(Invited) Electrical, Thermal, and H2o and CO2 Poisoning Behaviors of PrNi0.5Co0.5O3-δ Cathode for Proton Conducting Intermediate Temperature Solid Oxide Fuel Cell

PrNi0.5Co0.5O3-δ (PNC) cathode material demonstrates total electrical conductivity on the order of ~300 S/cm at 400-600oC in air, and the conductivity shows a slight increase as temperature increases with an activation energy (from ln(σT) vs 1/T plot) of 10.9 kJ/mol.
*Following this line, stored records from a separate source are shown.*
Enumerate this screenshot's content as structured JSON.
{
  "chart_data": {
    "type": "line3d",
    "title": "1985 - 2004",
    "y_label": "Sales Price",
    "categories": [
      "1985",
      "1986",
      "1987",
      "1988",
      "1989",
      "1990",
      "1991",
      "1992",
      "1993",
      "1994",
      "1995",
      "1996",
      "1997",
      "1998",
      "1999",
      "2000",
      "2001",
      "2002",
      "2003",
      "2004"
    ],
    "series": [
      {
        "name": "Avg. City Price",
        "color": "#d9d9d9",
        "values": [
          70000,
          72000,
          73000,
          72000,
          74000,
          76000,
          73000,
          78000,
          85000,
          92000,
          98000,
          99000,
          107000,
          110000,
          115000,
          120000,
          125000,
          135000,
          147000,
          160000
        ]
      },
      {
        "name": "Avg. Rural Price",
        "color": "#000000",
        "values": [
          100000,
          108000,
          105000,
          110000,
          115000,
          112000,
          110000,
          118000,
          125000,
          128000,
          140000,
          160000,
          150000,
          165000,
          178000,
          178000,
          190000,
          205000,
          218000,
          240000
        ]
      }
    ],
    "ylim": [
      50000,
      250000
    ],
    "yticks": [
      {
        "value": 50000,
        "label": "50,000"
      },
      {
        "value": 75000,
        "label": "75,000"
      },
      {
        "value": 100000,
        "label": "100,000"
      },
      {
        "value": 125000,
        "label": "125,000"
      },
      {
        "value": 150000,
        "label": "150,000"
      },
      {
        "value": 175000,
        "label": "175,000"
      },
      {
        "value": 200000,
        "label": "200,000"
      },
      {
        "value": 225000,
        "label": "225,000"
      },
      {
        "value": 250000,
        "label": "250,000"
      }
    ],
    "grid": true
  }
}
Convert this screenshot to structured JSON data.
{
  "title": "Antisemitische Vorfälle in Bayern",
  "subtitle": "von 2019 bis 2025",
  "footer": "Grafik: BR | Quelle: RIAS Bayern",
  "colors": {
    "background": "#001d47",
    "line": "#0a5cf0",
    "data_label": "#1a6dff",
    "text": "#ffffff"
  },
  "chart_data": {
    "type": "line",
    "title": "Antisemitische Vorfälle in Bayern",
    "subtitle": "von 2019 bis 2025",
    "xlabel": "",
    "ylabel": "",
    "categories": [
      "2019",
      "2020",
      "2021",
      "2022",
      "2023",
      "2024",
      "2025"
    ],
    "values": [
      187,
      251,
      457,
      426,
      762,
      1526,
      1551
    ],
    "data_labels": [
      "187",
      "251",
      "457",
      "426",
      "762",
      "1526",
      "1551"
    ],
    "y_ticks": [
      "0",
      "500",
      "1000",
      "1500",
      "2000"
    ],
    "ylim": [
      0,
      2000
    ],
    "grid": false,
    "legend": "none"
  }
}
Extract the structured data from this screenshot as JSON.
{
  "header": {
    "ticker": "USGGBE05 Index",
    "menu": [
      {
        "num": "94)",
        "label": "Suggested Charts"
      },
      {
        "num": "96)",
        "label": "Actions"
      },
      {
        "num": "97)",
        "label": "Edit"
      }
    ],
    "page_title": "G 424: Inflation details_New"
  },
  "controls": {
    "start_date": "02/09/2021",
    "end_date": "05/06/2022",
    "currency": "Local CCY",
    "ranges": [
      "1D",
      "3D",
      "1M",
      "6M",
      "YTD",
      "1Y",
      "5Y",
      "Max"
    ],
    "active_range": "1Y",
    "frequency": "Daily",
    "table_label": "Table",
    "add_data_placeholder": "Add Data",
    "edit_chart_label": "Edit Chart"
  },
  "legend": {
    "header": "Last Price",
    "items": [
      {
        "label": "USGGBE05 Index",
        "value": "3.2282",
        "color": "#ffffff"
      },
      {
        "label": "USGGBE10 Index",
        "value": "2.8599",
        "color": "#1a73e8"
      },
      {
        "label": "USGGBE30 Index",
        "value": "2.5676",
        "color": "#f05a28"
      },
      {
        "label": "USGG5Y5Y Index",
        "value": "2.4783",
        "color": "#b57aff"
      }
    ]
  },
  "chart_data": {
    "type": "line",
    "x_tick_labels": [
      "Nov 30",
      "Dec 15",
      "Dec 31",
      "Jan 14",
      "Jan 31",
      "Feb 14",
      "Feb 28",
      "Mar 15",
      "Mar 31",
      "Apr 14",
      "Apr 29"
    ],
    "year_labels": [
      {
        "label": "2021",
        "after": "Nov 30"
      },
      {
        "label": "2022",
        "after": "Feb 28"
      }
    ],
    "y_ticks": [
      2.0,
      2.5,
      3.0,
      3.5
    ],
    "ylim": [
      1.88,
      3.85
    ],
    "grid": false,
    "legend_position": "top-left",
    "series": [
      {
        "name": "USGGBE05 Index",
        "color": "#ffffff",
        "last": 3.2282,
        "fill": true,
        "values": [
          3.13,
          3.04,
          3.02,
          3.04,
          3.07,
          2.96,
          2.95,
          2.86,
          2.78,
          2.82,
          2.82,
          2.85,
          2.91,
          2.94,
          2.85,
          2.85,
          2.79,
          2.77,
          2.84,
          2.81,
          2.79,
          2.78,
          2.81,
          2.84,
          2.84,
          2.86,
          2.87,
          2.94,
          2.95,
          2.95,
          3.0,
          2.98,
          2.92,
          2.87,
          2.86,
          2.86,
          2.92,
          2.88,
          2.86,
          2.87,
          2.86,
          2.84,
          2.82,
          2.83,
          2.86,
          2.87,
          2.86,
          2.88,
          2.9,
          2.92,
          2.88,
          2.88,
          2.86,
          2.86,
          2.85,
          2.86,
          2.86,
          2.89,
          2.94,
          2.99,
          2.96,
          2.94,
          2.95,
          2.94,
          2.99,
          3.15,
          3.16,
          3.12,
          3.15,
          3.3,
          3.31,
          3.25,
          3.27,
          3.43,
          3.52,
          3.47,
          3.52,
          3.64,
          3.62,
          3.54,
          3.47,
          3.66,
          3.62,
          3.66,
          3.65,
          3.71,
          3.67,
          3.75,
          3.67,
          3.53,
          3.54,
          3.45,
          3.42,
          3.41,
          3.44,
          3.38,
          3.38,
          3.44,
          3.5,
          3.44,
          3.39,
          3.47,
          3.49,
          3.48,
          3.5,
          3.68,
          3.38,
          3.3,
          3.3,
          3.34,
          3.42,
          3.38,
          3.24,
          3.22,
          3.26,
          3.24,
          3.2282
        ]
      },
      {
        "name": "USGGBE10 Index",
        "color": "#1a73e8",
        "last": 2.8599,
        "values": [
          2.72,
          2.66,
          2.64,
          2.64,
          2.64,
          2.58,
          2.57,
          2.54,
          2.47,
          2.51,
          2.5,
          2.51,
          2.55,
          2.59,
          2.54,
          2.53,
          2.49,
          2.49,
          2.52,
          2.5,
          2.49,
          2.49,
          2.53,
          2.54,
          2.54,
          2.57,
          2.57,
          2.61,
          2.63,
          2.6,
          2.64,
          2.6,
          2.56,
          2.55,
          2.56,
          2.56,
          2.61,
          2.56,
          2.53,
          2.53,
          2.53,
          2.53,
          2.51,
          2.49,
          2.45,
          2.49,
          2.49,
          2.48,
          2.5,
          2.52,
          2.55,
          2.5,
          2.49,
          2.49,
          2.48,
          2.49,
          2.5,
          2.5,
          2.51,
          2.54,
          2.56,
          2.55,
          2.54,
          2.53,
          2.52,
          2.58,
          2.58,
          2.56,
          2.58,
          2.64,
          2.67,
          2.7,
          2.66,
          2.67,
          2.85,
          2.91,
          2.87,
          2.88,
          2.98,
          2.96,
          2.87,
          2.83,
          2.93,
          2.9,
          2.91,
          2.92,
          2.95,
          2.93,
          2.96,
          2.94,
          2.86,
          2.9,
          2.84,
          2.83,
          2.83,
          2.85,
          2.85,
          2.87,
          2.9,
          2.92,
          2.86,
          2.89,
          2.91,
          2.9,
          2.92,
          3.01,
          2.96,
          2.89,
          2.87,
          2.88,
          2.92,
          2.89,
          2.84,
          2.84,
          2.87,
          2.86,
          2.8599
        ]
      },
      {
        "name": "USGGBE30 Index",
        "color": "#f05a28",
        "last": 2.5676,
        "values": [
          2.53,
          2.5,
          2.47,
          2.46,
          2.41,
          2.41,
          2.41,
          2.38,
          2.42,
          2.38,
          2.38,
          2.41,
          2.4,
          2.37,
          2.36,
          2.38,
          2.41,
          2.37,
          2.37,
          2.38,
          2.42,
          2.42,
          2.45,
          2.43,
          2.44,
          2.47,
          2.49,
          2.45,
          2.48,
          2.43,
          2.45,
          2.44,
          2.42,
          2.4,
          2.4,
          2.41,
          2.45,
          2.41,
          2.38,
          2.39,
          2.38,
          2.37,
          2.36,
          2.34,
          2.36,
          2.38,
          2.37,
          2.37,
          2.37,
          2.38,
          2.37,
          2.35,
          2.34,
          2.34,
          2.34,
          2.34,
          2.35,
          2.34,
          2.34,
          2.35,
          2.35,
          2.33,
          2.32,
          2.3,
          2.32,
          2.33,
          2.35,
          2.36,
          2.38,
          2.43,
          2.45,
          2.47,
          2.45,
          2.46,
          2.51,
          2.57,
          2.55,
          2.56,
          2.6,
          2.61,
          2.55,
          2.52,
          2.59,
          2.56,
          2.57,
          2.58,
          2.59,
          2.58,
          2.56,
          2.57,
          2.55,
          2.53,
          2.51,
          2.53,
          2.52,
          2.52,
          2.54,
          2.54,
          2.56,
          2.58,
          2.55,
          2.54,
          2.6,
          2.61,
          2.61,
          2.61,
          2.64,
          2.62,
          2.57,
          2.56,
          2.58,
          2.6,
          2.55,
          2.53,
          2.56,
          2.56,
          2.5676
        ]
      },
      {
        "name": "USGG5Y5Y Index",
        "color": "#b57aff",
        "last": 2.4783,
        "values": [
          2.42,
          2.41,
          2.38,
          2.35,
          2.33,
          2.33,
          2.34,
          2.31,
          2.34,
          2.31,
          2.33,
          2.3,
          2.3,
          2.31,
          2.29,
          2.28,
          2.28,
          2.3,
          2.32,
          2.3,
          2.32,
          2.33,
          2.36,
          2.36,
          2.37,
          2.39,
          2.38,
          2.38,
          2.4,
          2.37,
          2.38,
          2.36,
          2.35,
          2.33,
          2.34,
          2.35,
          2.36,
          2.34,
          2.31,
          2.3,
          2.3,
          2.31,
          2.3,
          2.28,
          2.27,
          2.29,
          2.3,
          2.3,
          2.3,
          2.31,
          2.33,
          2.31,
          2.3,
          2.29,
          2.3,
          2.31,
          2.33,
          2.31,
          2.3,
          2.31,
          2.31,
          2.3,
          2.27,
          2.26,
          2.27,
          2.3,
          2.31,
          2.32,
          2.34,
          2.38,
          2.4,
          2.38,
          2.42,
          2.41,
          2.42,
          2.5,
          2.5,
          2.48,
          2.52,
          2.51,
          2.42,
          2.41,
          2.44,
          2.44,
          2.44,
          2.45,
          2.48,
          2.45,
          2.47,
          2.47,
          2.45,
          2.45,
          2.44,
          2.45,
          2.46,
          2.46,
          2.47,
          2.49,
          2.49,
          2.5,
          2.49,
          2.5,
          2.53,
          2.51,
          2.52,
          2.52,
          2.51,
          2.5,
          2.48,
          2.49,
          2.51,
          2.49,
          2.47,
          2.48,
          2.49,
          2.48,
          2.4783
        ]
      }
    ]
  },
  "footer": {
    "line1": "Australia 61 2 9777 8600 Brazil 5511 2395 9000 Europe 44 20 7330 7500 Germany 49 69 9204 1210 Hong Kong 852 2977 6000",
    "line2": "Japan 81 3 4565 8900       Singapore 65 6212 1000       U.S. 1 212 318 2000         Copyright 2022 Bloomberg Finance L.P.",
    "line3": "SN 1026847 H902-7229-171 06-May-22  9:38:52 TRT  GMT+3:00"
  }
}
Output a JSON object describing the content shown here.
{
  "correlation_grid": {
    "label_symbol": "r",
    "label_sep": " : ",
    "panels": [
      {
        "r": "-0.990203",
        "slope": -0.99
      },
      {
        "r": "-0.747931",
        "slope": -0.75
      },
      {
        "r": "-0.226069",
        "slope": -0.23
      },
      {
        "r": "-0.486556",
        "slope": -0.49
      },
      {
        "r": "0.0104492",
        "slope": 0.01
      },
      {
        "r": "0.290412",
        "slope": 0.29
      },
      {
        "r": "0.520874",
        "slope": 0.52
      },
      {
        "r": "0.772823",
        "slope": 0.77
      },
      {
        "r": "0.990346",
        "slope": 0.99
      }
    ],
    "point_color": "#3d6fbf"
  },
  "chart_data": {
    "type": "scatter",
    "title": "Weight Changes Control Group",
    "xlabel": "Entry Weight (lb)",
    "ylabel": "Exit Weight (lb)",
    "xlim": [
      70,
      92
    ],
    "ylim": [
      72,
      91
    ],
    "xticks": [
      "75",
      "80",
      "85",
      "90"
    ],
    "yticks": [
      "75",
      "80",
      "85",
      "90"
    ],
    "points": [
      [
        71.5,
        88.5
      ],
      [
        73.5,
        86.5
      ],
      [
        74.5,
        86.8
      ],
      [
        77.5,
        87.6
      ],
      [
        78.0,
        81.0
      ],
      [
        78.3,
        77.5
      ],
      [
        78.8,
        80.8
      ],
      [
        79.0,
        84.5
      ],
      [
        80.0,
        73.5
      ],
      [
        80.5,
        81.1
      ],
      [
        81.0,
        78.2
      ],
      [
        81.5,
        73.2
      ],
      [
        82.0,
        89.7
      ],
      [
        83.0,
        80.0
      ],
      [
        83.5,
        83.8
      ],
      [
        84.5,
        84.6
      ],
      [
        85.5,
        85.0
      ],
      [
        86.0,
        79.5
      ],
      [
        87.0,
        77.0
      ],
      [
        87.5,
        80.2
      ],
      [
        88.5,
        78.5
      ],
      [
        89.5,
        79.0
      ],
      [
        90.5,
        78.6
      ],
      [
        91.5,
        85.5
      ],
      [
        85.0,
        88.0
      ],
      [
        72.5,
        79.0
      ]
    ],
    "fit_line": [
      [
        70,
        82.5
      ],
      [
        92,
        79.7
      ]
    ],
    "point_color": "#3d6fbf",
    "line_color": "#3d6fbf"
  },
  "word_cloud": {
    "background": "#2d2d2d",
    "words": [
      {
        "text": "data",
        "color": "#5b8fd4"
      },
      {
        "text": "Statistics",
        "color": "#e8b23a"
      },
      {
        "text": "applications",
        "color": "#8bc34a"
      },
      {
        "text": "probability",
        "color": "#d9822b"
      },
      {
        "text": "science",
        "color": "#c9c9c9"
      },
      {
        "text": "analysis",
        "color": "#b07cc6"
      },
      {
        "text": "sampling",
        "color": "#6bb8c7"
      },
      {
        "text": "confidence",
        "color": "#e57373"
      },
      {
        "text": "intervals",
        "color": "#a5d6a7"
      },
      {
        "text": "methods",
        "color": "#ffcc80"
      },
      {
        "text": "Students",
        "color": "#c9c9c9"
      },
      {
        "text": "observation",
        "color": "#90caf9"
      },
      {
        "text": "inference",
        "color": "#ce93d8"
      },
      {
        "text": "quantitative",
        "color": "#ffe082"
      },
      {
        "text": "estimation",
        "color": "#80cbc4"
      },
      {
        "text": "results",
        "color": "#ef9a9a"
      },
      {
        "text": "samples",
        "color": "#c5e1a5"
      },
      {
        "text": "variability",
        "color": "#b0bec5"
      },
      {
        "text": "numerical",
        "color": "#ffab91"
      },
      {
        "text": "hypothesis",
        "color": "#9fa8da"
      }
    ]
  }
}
The introduction of water vapor (H2O) leads to a small (~0.16%) increase in total resistivity, which is reversible upon water removal and explained, tentatively, by the defect reaction of H2O + 2Oo x + 2h• = 2(OH)O • + 0.5O2. The thermal expansion coefficient (TEC) of PNC is measured to be 17.6×10-6/K by dilatometry and 18.43×10-6/K by in situ XRD up to 800oC. On the other hand, despite bulk chemical stability for both PNC and BZCYYb4411 powders against low percentage H2O and CO2, a PNC cathode symmetrical cell over proton conducting BaZr0.4Ce0.4Y0.1Yb0.1O3-δ (BZCYYb4411) electrolyte shows degradation (or increase) in interfacial resistance upon introduction of 3% moisture or 5% CO2 into simulated air at temperature in the range of 650 to 450oC. In comparison, oxygen ion conducting symmetrical cells with PNC cathode and Ce0.9Gd0.1O2-δ (GDC) electrolyte show no change upon H2O and CO2 introduction. The observed sensitivity of the PNC cathode proton conducting symmetrical cell to H2O and CO2 is attributed to the preferred adsorption of H2O and CO2 molecules onto the BZCYYb4411 proton conducting electrolyte surface than on the PNC cathode, and such an explanation is supported by temperature programmed desorption (TPD) measurements for H2O and CO2 on both PNC and BZCYYb4411 powders.